To zasługa należącego do Sundragona iławskiego zakładu RSY remontującego dieslowskie silniki do bojowych wozów piechoty, czołgów, samobieżnych wyrzutni rakietowych czy pomocniczego sprzętu pływającego Marynarki Wojennej i Straży Granicznej.
– Remontujemy zespoły napędowe dla cywilnych pojazdów także szynowych, m.in. współpracujemy z bydgoską Pesą, ale to zamówienia wojskowe napędzają dziś remontowy biznes – przyznaje Szymon Klimaszyk, wiceprezes Sundragona. Szef iławskich zakładów działających w silnikowej branży od 1953 r. zdradza, że odkąd wybuchła wojna w Ukrainie, firma jest pod ochroną kontrwywiadowczą i ma rygorystyczny zakaz informowania o szczegółach militarnych zleceń.
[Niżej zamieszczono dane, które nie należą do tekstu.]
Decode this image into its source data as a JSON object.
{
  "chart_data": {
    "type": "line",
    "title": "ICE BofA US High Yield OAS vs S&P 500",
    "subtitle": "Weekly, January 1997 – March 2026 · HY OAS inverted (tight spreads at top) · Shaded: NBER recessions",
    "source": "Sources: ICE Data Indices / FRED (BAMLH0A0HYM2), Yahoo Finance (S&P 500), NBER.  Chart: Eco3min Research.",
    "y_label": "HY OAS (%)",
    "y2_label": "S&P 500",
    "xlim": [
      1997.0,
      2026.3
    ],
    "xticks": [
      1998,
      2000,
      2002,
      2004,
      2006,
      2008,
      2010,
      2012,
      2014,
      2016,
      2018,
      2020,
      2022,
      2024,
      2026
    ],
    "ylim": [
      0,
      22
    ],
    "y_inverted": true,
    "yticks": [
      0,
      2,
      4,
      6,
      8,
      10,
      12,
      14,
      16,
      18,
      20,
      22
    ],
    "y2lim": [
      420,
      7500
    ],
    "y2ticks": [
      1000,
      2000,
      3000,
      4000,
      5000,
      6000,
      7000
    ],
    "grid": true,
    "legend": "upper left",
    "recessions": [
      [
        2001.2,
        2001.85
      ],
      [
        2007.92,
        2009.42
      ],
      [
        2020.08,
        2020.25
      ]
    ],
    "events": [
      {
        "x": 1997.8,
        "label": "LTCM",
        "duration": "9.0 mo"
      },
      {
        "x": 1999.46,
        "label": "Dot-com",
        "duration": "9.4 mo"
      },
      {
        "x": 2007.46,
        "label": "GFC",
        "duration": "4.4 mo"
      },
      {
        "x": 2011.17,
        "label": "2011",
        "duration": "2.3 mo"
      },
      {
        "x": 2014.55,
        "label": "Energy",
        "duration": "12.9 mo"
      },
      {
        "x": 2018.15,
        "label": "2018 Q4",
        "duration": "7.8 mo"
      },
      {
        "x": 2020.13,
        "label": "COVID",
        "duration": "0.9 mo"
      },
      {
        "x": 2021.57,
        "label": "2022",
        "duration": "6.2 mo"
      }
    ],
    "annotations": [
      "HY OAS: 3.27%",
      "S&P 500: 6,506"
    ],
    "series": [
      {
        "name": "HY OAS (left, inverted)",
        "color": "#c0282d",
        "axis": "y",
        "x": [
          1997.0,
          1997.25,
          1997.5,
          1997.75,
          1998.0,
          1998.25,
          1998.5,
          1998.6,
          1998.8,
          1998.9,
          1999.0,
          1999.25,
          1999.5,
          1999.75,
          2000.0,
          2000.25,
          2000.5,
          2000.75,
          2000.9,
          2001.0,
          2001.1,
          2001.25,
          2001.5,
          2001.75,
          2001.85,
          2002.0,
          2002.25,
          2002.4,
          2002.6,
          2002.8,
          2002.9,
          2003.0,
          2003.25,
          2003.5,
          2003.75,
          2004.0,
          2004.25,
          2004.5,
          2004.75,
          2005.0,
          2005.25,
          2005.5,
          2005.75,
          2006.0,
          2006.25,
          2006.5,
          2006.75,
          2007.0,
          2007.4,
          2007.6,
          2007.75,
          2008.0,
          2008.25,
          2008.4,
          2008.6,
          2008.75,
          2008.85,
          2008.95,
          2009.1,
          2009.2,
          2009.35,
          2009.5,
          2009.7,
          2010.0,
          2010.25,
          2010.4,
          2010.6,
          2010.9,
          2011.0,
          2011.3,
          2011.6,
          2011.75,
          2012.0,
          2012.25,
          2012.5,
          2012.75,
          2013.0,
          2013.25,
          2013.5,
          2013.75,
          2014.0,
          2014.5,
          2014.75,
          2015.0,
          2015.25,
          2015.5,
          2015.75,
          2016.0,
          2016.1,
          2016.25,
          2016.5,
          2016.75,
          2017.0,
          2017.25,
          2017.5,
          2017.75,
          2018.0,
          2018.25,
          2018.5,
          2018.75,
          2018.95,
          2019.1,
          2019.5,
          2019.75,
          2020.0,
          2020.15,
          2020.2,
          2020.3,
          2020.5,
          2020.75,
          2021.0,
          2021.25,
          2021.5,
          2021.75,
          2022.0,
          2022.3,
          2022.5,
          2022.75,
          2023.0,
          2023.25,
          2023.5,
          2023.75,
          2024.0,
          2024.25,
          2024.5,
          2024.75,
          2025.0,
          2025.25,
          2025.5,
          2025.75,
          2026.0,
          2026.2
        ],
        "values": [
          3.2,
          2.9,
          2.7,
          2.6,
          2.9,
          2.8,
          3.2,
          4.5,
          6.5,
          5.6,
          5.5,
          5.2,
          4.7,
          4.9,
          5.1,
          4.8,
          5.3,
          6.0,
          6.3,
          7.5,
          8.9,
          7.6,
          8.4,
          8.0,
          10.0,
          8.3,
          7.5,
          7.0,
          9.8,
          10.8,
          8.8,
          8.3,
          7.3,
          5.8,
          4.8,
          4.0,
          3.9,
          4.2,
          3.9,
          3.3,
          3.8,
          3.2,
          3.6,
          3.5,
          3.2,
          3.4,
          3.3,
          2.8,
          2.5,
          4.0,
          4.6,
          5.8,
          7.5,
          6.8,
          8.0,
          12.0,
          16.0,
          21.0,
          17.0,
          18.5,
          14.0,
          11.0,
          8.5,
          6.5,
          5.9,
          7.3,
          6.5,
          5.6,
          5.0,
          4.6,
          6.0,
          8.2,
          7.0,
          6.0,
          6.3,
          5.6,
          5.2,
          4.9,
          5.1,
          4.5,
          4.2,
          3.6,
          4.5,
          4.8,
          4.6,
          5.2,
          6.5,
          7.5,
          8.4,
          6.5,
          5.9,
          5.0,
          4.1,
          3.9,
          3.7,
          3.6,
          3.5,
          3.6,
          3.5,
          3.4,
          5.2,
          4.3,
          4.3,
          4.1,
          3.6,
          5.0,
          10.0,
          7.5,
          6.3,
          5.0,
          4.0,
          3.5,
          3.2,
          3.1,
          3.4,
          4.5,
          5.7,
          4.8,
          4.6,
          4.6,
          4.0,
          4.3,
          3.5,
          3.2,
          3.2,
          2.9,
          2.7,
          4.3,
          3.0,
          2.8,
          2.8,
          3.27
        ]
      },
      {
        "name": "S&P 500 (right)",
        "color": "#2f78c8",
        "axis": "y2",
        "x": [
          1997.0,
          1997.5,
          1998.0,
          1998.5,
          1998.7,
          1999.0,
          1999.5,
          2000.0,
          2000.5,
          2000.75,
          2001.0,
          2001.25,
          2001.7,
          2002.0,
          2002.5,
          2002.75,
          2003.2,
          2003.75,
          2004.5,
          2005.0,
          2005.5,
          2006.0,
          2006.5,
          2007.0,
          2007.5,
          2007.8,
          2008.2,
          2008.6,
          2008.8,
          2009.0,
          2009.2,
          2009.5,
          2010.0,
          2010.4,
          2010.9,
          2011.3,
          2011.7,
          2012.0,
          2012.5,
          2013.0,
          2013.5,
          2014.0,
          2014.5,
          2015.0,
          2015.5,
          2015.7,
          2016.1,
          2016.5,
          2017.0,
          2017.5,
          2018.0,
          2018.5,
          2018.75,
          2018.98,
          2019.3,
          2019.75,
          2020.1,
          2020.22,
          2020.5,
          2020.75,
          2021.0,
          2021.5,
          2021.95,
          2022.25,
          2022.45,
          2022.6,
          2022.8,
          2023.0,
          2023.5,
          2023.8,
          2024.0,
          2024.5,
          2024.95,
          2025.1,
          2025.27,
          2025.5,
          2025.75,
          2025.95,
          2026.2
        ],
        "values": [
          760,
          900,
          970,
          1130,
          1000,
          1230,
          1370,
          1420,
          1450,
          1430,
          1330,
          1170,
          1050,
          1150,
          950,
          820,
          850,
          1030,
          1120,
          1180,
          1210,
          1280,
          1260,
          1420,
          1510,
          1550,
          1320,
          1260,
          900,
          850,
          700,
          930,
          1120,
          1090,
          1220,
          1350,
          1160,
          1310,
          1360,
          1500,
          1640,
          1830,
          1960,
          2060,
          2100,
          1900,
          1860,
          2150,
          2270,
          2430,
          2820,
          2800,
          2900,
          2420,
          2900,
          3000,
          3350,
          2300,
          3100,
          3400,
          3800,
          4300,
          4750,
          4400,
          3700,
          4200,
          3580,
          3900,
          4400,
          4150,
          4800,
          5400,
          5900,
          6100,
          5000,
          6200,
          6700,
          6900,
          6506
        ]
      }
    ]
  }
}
– Nie da się jednak ukryć, że zadania wykonywane dla wojska – głównie zamówienia na remonty silników do wozów bojowych pozyskane w przetargach MON – pozwoliły znacząco zwiększyć przychody warmińsko-mazurskiej spółki – mówi Klimaszyk.
Sundragon w zeszłym roku w bieżących raportach ujawnił, że sporo zarobił przede wszystkim na zleconych przez wojsko naprawach silników m.in. w kilkudziesięciu bojowych wozach piechoty (BWP-1). Z rządowych informacji w 2022 r. można było natomiast wyczytać, że Polska przekazała Ukrainie kilkaset używanych bwp z zasobów MON.
Z ustaleń „Parkietu” wynika, że Sundragon/RSY, dziś jeden z największych w kraju ośrodków napraw i serwisowania silników Diesla, od lat wykorzystuje swoje kompetencje do usprawniania napędów czołgów z rodziny T-72 czy PT-91 Twardy, a nawet eksploatowanych nadal w wojsku wyrzutni rakietowych rosyjskiej produkcji Osa i KUB, wywodzących się czasów Układu Warszawskiego. Według nieoficjalnych źródeł te rakietowe zestawy przeciwlotnicze Polska także dostarczała w minionym roku siłom zbrojnym Ukrainy.